The photographer lines up the class for a group photo. He tells everyone to say cheese, but nobody does. Instead, they say, “Frindle!” They all pull out frindles and hold them up to show the camera. The photographer has no more film, so he cannot take another picture. The frindle picture will be the permanent record of Nick’s fifth-grade class. All the teachers are angry about it, especially Mrs. Granger.

The next day, Mrs. Granger puts a note on the bulletin board:

Anyone who is heard using the word frindle instead of the word “pen” will stay after school and write this sentence one hundred times: I am writing this punishment with a pen.
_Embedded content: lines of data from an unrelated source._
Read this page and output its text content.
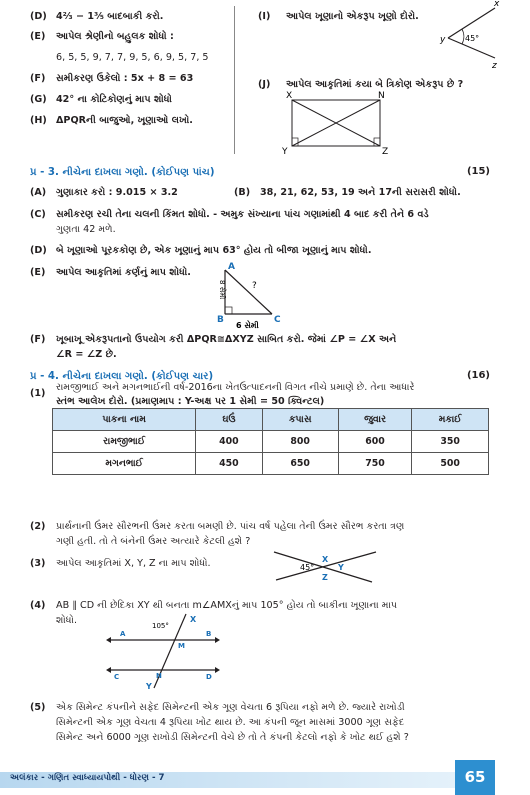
(D) 4⅔ − 1⅗ બાદબાકી કરો.
(E) આપેલ શ્રેણીનો બહુલક શોધો :
6, 5, 5, 9, 7, 7, 9, 5, 6, 9, 5, 7, 5
(F) સમીકરણ ઉકેલો : 5x + 8 = 63
(G) 42° ના કોટિકોણનું માપ શોધો
(H) ΔPQRની બાજુઓ, ખૂણાઓ લખો.
(I) આપેલ ખૂણાનો એકરૂપ ખૂણો દોરો.
(J) આપેલ આકૃતિમાં કયા બે ત્રિકોણ એકરૂપ છે ?
y
x
z
45°
X	N
Y	Z
પ્ર - 3. નીચેના દાખલા ગણો. (કોઈપણ પાંચ)	(15)
(A) ગુણાકાર કરો : 9.015 × 3.2	(B) 38, 21, 62, 53, 19 અને 17ની સરાસરી શોધો.
(C) સમીકરણ રચી તેના ચલની કિંમત શોધો. - અમુક સંખ્યાના પાંચ ગણામાંથી 4 બાદ કરી તેને 6 વડે
ગુણતા 42 મળે.
(D) બે ખૂણાઓ પૂરકકોણ છે, એક ખૂણાનું માપ 63° હોય તો બીજા ખૂણાનું માપ શોધો.
(E) આપેલ આકૃતિમાં કર્ણનું માપ શોધો.	A
B	C
?
8 સેમી
6 સેમી
(F) ખૂબાખૂ એકરૂપતાનો ઉપયોગ કરી ΔPQR≅ΔXYZ સાબિત કરો. જેમાં ∠P = ∠X અને
∠R = ∠Z છે.
પ્ર - 4. નીચેના દાખલા ગણો. (કોઈપણ ચાર)	(16)
(1)
રામજીભાઈ અને મગનભાઈની વર્ષ-2016ના ખેતઉત્પાદનની વિગત નીચે પ્રમાણે છે. તેના આધારે
સ્તંભ આલેખ દોરો. (પ્રમાણમાપ : Y-અક્ષ પર 1 સેમી = 50 ક્વિન્ટલ)
પાકના નામ	ઘઉં	કપાસ	જુવાર	મકાઈ
રામજીભાઈ	400	800	600	350
મગનભાઈ	450	650	750	500
(2) પ્રાર્થનાની ઉંમર સૌરભની ઉંમર કરતા બમણી છે. પાંચ વર્ષ પહેલા તેની ઉંમર સૌરભ કરતા ત્રણ
ગણી હતી. તો તે બંનેની ઉંમર અત્યારે કેટલી હશે ?
(3) આપેલ આકૃતિમાં X, Y, Z ના માપ શોધો.	45°
X
Y
Z
(4) AB ∥ CD ની છેદિકા XY થી બનતા m∠AMXનું માપ 105° હોય તો બાકીના ખૂણાના માપ
શોધો.	105°
X
A	B
M
C	N	D
Y
(5) એક સિમેન્ટ કંપનીને સફેદ સિમેન્ટની એક ગૂણ વેચતા 6 રૂપિયા નફો મળે છે. જ્યારે રાખોડી
સિમેન્ટની એક ગૂણ વેચતા 4 રૂપિયા ખોટ થાય છે. આ કંપની જૂન માસમાં 3000 ગૂણ સફેદ
સિમેન્ટ અને 6000 ગૂણ રાખોડી સિમેન્ટની વેચે છે તો તે કંપની કેટલો નફો કે ખોટ થઈ હશે ?
અલંકાર - ગણિત સ્વાધ્યાયપોથી - ધોરણ - 7	65
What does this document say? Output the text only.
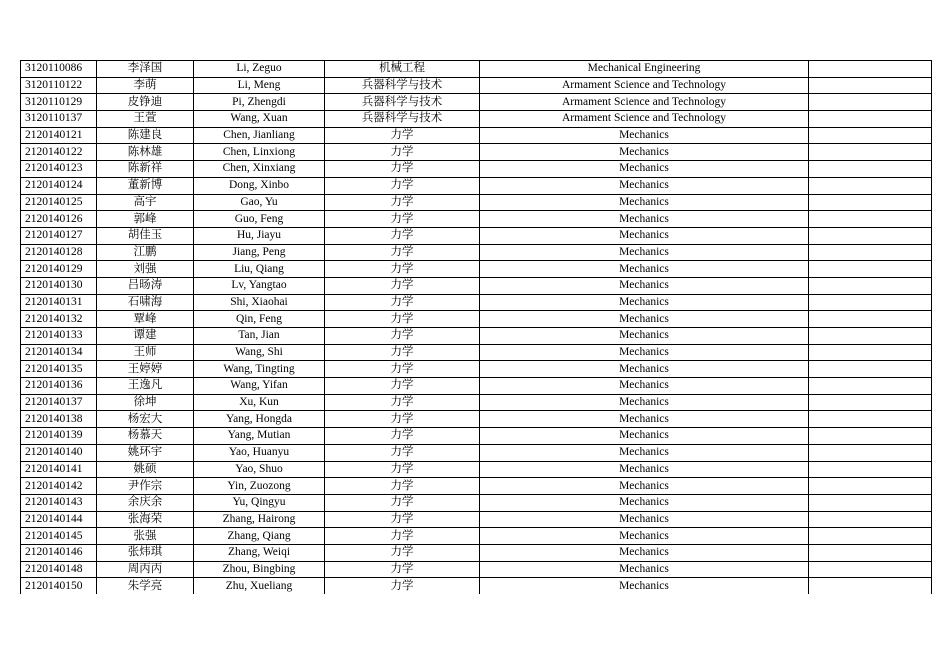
3120110086	李泽国	Li, Zeguo	机械工程	Mechanical Engineering	
3120110122	李萌	Li, Meng	兵器科学与技术	Armament Science and Technology	
3120110129	皮铮迪	Pi, Zhengdi	兵器科学与技术	Armament Science and Technology	
3120110137	王萱	Wang, Xuan	兵器科学与技术	Armament Science and Technology	
2120140121	陈建良	Chen, Jianliang	力学	Mechanics	
2120140122	陈林雄	Chen, Linxiong	力学	Mechanics	
2120140123	陈新祥	Chen, Xinxiang	力学	Mechanics	
2120140124	董新博	Dong, Xinbo	力学	Mechanics	
2120140125	高宇	Gao, Yu	力学	Mechanics	
2120140126	郭峰	Guo, Feng	力学	Mechanics	
2120140127	胡佳玉	Hu, Jiayu	力学	Mechanics	
2120140128	江鹏	Jiang, Peng	力学	Mechanics	
2120140129	刘强	Liu, Qiang	力学	Mechanics	
2120140130	吕旸涛	Lv, Yangtao	力学	Mechanics	
2120140131	石啸海	Shi, Xiaohai	力学	Mechanics	
2120140132	覃峰	Qin, Feng	力学	Mechanics	
2120140133	谭建	Tan, Jian	力学	Mechanics	
2120140134	王师	Wang, Shi	力学	Mechanics	
2120140135	王婷婷	Wang, Tingting	力学	Mechanics	
2120140136	王逸凡	Wang, Yifan	力学	Mechanics	
2120140137	徐坤	Xu, Kun	力学	Mechanics	
2120140138	杨宏大	Yang, Hongda	力学	Mechanics	
2120140139	杨慕天	Yang, Mutian	力学	Mechanics	
2120140140	姚环宇	Yao, Huanyu	力学	Mechanics	
2120140141	姚硕	Yao, Shuo	力学	Mechanics	
2120140142	尹作宗	Yin, Zuozong	力学	Mechanics	
2120140143	余庆余	Yu, Qingyu	力学	Mechanics	
2120140144	张海荣	Zhang, Hairong	力学	Mechanics	
2120140145	张强	Zhang, Qiang	力学	Mechanics	
2120140146	张炜琪	Zhang, Weiqi	力学	Mechanics	
2120140148	周丙丙	Zhou, Bingbing	力学	Mechanics	
2120140150	朱学亮	Zhu, Xueliang	力学	Mechanics	
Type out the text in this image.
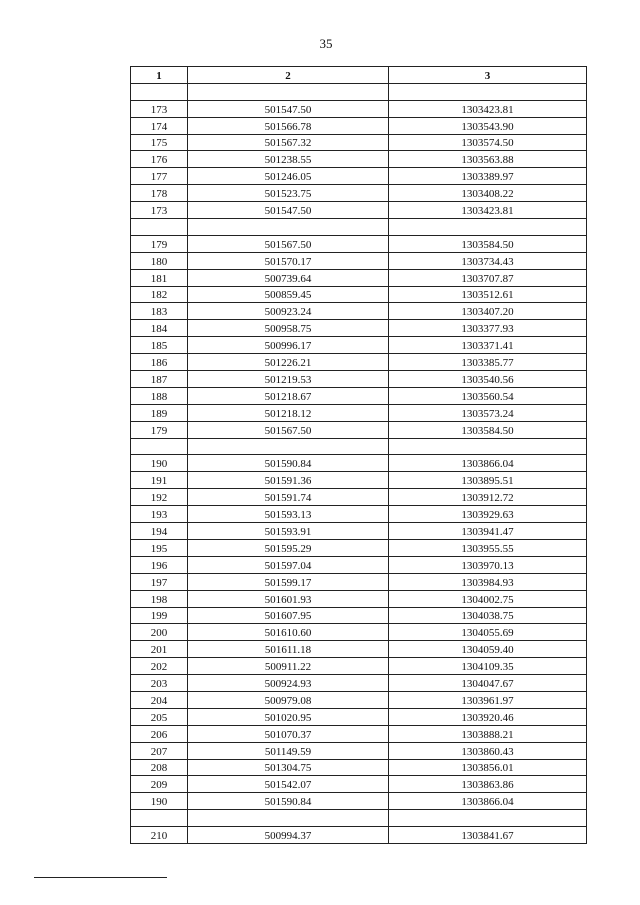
35
1	2	3

173	501547.50	1303423.81
174	501566.78	1303543.90
175	501567.32	1303574.50
176	501238.55	1303563.88
177	501246.05	1303389.97
178	501523.75	1303408.22
173	501547.50	1303423.81

179	501567.50	1303584.50
180	501570.17	1303734.43
181	500739.64	1303707.87
182	500859.45	1303512.61
183	500923.24	1303407.20
184	500958.75	1303377.93
185	500996.17	1303371.41
186	501226.21	1303385.77
187	501219.53	1303540.56
188	501218.67	1303560.54
189	501218.12	1303573.24
179	501567.50	1303584.50

190	501590.84	1303866.04
191	501591.36	1303895.51
192	501591.74	1303912.72
193	501593.13	1303929.63
194	501593.91	1303941.47
195	501595.29	1303955.55
196	501597.04	1303970.13
197	501599.17	1303984.93
198	501601.93	1304002.75
199	501607.95	1304038.75
200	501610.60	1304055.69
201	501611.18	1304059.40
202	500911.22	1304109.35
203	500924.93	1304047.67
204	500979.08	1303961.97
205	501020.95	1303920.46
206	501070.37	1303888.21
207	501149.59	1303860.43
208	501304.75	1303856.01
209	501542.07	1303863.86
190	501590.84	1303866.04

210	500994.37	1303841.67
The kids think using Nick’s word is fun, and Mrs. Granger’s note just makes them want to use it more. Pretty soon, people start thinking it is cool to get put in Mrs. Granger’s anti-frindle detention.

One day, Mrs. Granger tells Nick to come see her after school, just to talk. Nick thinks this is pretty exciting. To him, it’s like a discussion between generals of opposing armies during a war.

In their conference, Mrs. Granger tells Nick that his frindle game has gone far enough. Nick explains that he is not trying to do anything bad, but that he thinks saying "frindle" is fun. He points out that Mrs. Granger was the one who said words change because people decide to change them.

Mrs. Granger says that this is true, but she still does not think pen should be replaced by a silly word like "frindle." She tells Nick about word histories and explains that "pen" comes from the Latin word "pinna."

Nick does not back down. “But frindle makes just as much sense to me,” he says. Mrs. Granger gets an angry look in her eye and asks Nick if he is refusing to back down. Nick explains that he cannot back down, that he and his friends took an oath to use his word.

Mrs. Granger shows Nick an envelope containing a letter she has written to him, but she does not let him read it. She makes Nick sign and date the back of the envelope. She says she will give him the letter only when the frindle business is over, and his signature will prove to him then that she has not changed her words. Nick thinks this is pretty weird, but he cannot see the harm in doing what Mrs. Granger says.

Afterward, when Mrs. Granger sends Nick on his way, she looks happy. “May the best word win,” she says.

The next day, Nick and his friends get the whole fifth grade to ask Mrs. Granger for a frindle. Almost eighty kids have to stay after school for detention. The day after that, much of the rest of the school joins the fifth graders. Almost two hundred kids get detention.

Nick’s whole school is in an uproar. Parents are upset. Bus drivers threaten to strike. Even the school board is busy talking about Nick and his frindles. All of it means trouble for Nick.